Hindley menyebut para pengusaha Tionghoa melakukannya dengan
sukarela. Namun ada pula yang melakukan karena terpaksa. Mengutip tulisan
George McTurnan Kahin berjudul “Indonesia”, dimuat dalam Major Governments of Asia,
“tidak diragukan lagi mereka biasanya melakukannya karena persuasi atau tekanan
dari Kedutaan Tiongkok atau tekanan dari komunis yang mengontrol serikat buruh
dan mengancam akan melakukan tindakan balasan jika tak patuh.”

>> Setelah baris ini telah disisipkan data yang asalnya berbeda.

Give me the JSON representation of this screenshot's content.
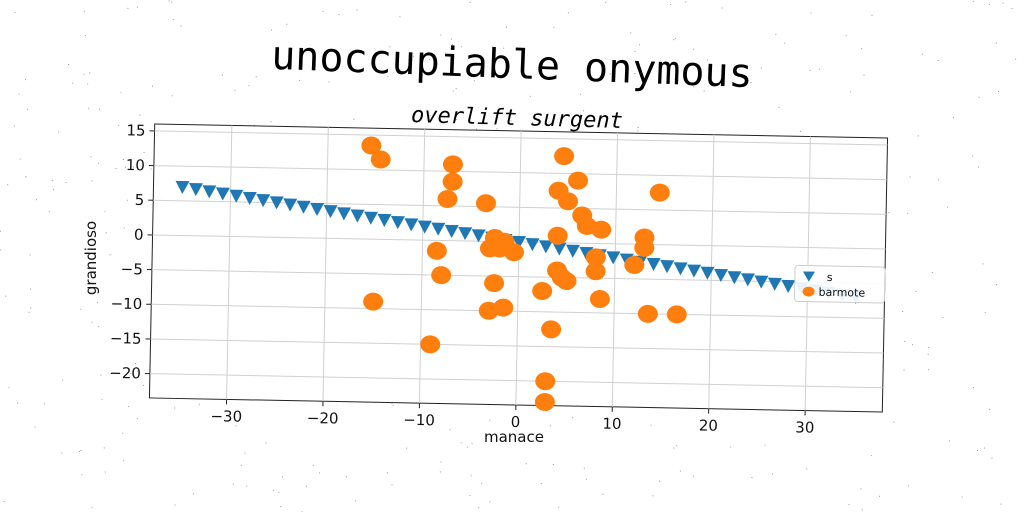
{
  "chart_data": {
    "type": "scatter",
    "title": "unoccupiable onymous",
    "subtitle": "overlift surgent",
    "xlabel": "manace",
    "ylabel": "grandioso",
    "xlim": [
      -38,
      38
    ],
    "ylim": [
      -23.5,
      16
    ],
    "xticks": [
      -30,
      -20,
      -10,
      0,
      10,
      20,
      30
    ],
    "yticks": [
      15,
      10,
      5,
      0,
      -5,
      -10,
      -15,
      -20
    ],
    "xtick_labels": [
      "−30",
      "−20",
      "−10",
      "0",
      "10",
      "20",
      "30"
    ],
    "ytick_labels": [
      "15",
      "10",
      "5",
      "0",
      "−5",
      "−10",
      "−15",
      "−20"
    ],
    "grid": true,
    "legend_position": "right",
    "series": [
      {
        "name": "s",
        "marker": "triangle-down",
        "color": "#1f77b4",
        "x": [
          -35.0,
          -33.6,
          -32.2,
          -30.8,
          -29.4,
          -28.0,
          -26.6,
          -25.2,
          -23.8,
          -22.4,
          -21.0,
          -19.6,
          -18.2,
          -16.8,
          -15.4,
          -14.0,
          -12.6,
          -11.2,
          -9.8,
          -8.4,
          -7.0,
          -5.6,
          -4.2,
          -2.8,
          -1.4,
          0.0,
          1.4,
          2.8,
          4.2,
          5.6,
          7.0,
          8.4,
          9.8,
          11.2,
          12.6,
          14.0,
          15.4,
          16.8,
          18.2,
          19.6,
          21.0,
          22.4,
          23.8,
          25.2,
          26.6,
          28.0,
          29.4,
          30.8,
          32.2,
          33.6,
          35.0
        ],
        "y": [
          7.0,
          6.72,
          6.44,
          6.16,
          5.88,
          5.6,
          5.32,
          5.04,
          4.76,
          4.48,
          4.2,
          3.92,
          3.64,
          3.36,
          3.08,
          2.8,
          2.52,
          2.24,
          1.96,
          1.68,
          1.4,
          1.12,
          0.84,
          0.56,
          0.28,
          0.0,
          -0.28,
          -0.56,
          -0.84,
          -1.12,
          -1.4,
          -1.68,
          -1.96,
          -2.24,
          -2.52,
          -2.8,
          -3.08,
          -3.36,
          -3.64,
          -3.92,
          -4.2,
          -4.48,
          -4.76,
          -5.04,
          -5.32,
          -5.6,
          -5.88,
          -6.16,
          -6.44,
          -6.72,
          -7.0
        ]
      },
      {
        "name": "barmote",
        "marker": "circle",
        "color": "#ff7f0e",
        "x": [
          -15.5,
          -14.5,
          -7,
          -7,
          -7.5,
          -3.5,
          -8.5,
          -8,
          -15,
          -9,
          -3,
          -2.5,
          -2.5,
          -3,
          -1.5,
          -0.5,
          -2,
          -1.5,
          4.5,
          6,
          4,
          5,
          6.5,
          7,
          8.5,
          4,
          8,
          8,
          4,
          4.5,
          5,
          2.5,
          8.5,
          3.5,
          3,
          3,
          13,
          13,
          14.5,
          12,
          13.5,
          16.5
        ],
        "y": [
          13.5,
          11.5,
          11,
          8.5,
          6,
          5.5,
          -1.5,
          -5,
          -9,
          -15,
          -1,
          0.5,
          -6,
          -10,
          -9.5,
          -1.5,
          -1,
          0,
          12.5,
          9,
          7.5,
          6,
          4,
          2.5,
          2,
          1,
          -2,
          -4,
          -4,
          -5,
          -5.5,
          -7,
          -8,
          -12.5,
          -20,
          -23,
          1,
          -0.5,
          7.5,
          -3,
          -10,
          -10
        ]
      }
    ]
  }
}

Selama pemilu 1955, misalnya, PKI mengeluarkan dana sangat besar
untuk kegiatan kampanyenya. Menurut Herbert Feith dalam Pemilihan Umum 1955 di Indonesia,
mau tak mau orang menduga PKI memperoleh dana dari pengusaha Tionghoa serta
negara-negara komunis dan kantor perwakilan dagang mereka di Jakarta. Dalam
bukunya yang lain, The
Wilopo Cabinet, 1952-1953, Feith juga menyinggung bantuan Kedutaan
Tiongkok dalam bentuk uang maupun literatur-literatur.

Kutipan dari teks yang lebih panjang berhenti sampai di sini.